First, some sad news: a great hero (the founder, some say) of the modern environmentalist movement has died.

MILWAUKEE – Gaylord Nelson, the folksy Democratic senator from Wisconsin who helped start the modern environmental movement with the creation of Earth Day 35 years ago, died Sunday. He was 89.

For more, including the “bipartisan” part of this diary, join me below the fold:

Fifteen years after he left office, Nelson received a Presidential Medal of Freedom in 1995 for his environmental efforts from then-President Clinton.

“As the father of Earth Day, he is the grandfather of all that grew out of that event: the Environmental Protection Act, the Clean Air Act, the Clean Water Act, the Safe Drinking Water Act,” read the proclamation from Clinton.

In 1958, Nelson became only the second Democrat during the 20th century to be elected governor of Wisconsin.

He used a penny-a-pack tax on cigarettes to allow the state to buy hundreds of thousands of acres of park land, wetlands and other open space to protect it; an idea that became a model for other states.
In the Senate, Nelson championed conservation policies, including legislation to preserve the 2,100-mile Appalachian Trail and create a national hiking system.
“It suddenly occurred to me, why not have a nationwide teach-in on the environment,” Nelson said. He announced his idea at a speech in Seattle in September 1969, and it “took off like gangbusters.”

For the first Earth Day in 1970, tens of thousands of people filled New York’s Fifth Avenue, Congress adjourned so members could speak across the nation, and at least 2,000 colleges marked the occasion.

“I wanted a demonstration by so many people that politicians would say, ‘Holy cow, people care about this,'” Nelson once said. “That’s just what Earth Day did.”

Growing up in the northern Wisconsin town of Clear Lake, Nelson said he learned to love the outdoors “by osmosis” and learned frugality from his father, a country doctor who conserved paper by writing on the back of drug advertisements.

What a great man.

Now, as I was flipping through the Yahoo headlines, I also came across a story about the 2008 presidential field.  It’s mostly a rehash, and the author seems not to be familiar with the citisenship requirements for president, since Arnold Schwarzenegger is named as a contender without any mention of a constitutional amendment.  But I did find this part pretty interesting:

Another Republican contender, Senator Chuck Hagel is one of the administration’s most ardent critics on the subject of     Iraq, saying in a recent magazine interview that George W. Bush’s White House “is completely disconnected from reality,” in its Iraq policy and offering the blunt assessment that Washington is “losing” in its effort to stem the insurgency there.

Hagel is also out of step with his party in his zealous support for strong environmental policy, and was a leading figure in a recently-adopted Senate measure to help bring about a reduction in green house gases.

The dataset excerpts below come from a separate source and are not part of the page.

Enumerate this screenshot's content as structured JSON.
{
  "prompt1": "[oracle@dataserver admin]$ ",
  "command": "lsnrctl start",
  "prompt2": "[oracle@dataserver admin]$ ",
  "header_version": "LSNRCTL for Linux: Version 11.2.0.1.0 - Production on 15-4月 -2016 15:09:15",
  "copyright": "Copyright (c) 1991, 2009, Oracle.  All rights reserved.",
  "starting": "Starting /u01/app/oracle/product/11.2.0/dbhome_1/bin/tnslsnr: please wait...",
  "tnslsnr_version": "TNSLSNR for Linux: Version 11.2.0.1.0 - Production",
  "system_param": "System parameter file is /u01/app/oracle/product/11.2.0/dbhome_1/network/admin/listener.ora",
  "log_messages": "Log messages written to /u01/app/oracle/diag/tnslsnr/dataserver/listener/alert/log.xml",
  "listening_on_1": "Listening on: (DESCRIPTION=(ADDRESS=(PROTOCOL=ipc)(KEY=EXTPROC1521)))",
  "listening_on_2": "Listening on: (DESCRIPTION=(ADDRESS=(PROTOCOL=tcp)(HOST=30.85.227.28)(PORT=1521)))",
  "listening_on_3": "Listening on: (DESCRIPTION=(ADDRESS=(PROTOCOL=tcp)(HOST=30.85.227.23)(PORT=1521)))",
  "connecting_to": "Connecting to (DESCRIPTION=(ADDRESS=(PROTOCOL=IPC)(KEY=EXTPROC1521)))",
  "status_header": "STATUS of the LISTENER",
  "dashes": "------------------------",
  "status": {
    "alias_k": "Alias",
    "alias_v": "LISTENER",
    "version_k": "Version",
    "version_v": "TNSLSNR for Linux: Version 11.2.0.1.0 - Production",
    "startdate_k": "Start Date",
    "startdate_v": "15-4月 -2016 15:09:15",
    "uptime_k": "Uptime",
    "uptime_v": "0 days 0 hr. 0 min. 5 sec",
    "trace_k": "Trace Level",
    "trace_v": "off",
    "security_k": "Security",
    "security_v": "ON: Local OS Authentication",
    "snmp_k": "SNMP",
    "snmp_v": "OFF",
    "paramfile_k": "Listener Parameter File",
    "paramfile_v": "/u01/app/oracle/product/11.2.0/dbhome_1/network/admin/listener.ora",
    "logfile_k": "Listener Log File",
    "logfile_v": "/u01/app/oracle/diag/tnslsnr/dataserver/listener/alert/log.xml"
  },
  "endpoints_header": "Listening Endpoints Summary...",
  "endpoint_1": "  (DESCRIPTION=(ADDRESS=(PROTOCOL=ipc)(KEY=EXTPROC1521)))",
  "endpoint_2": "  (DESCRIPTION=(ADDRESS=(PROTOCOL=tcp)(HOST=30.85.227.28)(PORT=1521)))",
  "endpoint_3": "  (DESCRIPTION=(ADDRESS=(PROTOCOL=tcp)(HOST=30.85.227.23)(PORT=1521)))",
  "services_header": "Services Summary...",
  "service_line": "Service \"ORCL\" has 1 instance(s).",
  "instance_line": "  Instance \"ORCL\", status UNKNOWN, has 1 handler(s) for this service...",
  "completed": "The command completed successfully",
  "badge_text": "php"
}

I had already noted many times that I just find it hard to dislike Hagel.  He comes across in interviews as a genuinely decent man who has no truck with Rove/Bush style politics.  And that was before I had any inkling about his environmental record!  This may make me a traitor in the eyes of some, but at this point, I’d have to say that if Hagel managed to win the GOP nomination, I’d breathe easy from that point on.  I’d feel confident that whatever the result of the general election, our nation–and our world–would be guaranteed to be in better hands than they are currently.